Israel can’t really complain about propaganda anymore. They have the NYT in the tank and these people are the real pros.

So I guess we’ll see the hypothesis being borne out: can you really fix a problem that is about substance(Apartheid policies) with a PR solution, even if you have some of the best writers working as free hasbara agents(which Rudoren at this point is)?

I’m guessing no, you can’t fundamentally do that. But having really skilled shills like Rudoren will surely delay that inevitable transformation in the world arena. And she’s keeping at it with all her might. The Times is the Israeli propaganda central #1 these days.

And they’re doing this for free, out of conviction, out of ideology and yes, ethnic tribal loyalty, too.

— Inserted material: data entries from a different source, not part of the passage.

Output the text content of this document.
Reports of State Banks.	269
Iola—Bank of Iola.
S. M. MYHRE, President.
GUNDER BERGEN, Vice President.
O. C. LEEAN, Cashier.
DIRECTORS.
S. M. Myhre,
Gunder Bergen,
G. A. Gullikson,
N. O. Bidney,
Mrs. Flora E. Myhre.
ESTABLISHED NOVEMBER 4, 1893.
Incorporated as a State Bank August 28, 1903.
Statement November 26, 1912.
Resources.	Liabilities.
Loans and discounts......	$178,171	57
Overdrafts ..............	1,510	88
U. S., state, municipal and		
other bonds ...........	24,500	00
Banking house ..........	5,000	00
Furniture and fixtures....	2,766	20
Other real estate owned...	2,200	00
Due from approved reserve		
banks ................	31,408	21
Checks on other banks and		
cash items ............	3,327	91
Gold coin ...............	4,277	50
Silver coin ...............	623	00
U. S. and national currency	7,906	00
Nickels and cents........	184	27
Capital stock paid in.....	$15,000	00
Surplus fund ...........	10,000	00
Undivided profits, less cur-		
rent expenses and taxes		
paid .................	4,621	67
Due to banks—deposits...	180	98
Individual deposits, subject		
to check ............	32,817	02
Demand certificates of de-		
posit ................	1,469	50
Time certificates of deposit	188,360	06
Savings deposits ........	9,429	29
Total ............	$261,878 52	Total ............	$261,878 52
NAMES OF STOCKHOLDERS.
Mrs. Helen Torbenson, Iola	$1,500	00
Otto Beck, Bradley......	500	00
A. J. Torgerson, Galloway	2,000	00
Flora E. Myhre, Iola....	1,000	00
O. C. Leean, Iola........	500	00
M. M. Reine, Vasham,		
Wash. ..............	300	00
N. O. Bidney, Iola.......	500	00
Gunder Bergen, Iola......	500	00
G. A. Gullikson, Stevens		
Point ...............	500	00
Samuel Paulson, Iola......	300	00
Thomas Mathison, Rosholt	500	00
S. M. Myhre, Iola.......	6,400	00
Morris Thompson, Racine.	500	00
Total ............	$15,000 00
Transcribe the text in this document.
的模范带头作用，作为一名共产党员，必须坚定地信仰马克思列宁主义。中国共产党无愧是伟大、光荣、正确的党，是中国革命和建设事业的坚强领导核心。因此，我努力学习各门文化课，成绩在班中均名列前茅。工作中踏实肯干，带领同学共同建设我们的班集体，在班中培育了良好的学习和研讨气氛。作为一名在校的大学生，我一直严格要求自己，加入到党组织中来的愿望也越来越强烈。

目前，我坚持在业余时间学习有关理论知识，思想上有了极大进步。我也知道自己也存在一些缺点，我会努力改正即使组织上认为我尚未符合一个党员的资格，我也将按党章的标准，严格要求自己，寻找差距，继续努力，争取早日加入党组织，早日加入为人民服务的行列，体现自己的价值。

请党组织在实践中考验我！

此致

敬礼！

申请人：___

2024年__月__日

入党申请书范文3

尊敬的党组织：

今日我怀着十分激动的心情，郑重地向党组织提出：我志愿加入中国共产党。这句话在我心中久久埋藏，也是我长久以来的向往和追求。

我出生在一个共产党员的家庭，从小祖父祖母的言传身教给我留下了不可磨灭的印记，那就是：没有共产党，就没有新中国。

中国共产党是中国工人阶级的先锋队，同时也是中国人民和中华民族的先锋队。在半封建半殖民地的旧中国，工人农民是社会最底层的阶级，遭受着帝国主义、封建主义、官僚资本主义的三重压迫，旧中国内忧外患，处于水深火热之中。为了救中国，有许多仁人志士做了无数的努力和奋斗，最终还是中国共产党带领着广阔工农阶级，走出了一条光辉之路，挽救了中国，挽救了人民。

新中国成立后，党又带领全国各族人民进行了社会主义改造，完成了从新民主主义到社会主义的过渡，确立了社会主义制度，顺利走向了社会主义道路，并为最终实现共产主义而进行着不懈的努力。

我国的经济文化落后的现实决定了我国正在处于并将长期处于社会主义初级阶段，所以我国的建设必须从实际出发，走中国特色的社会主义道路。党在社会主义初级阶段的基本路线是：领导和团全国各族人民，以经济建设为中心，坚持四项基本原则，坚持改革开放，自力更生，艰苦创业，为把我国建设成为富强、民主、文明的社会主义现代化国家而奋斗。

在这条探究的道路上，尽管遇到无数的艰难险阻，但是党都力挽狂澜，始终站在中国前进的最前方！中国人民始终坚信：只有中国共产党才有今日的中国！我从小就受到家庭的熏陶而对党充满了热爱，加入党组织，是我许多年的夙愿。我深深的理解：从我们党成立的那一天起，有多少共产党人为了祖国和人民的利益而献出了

I’m not a lawyer, but as a layman I’ve never been impressed by the moral or legal authority of the UN to partition Palestine after WWII, especially considering how it was dominated by the U.S. and colonial powers. Regarding the law, I defer to the many here, such as Hostage, with more expertise than I. Still, it was done, and has consequences. I don’t know whether one state or two is the more feasible route to an equitable solution now, but if one wants two states, this seems to me like the logical map:
https://en.wikipedia.org/wiki/United_Nations_Partition_Plan_for_Palestine

Interesting that there is no comment section for this tripe. I guess Ms Ruderons sensibilities get hurt be readers factual rebuttals

after the last ‘framewrok negotiations’ ended i wrote a post called ‘it’s the borders stupid’ https://mondoweiss.mystagingwebsite.com/2014/04/the-borders-stupid

Does anyone recall how the last round of “talks” torpedoed? Israel didn’t want to submit proposals for borders. Back in 2011 when the Quartet, the United Nations, the United States, the European Union and Russia, requested that both parties submit comprehensive proposals on territory and security  for two states, Netanyahu balked and stated such proposals should be presented in direct negotiations and not before. And our very own State Department backed up Netanyahu in staving off this demand from the Quartet, echoing in agreement with a mantra we heard repeatedly. Remember Victoria Nuland reiterating that the best way to deal with this issue “is for these parties to talk to each other, come up with borders.”

And then, they got together and predictably no proposal from Israel was forthcoming.

if netanyahu were serious he doesn’t need palestinians to put forward a proposal. the nyt knows this. everyone knows this.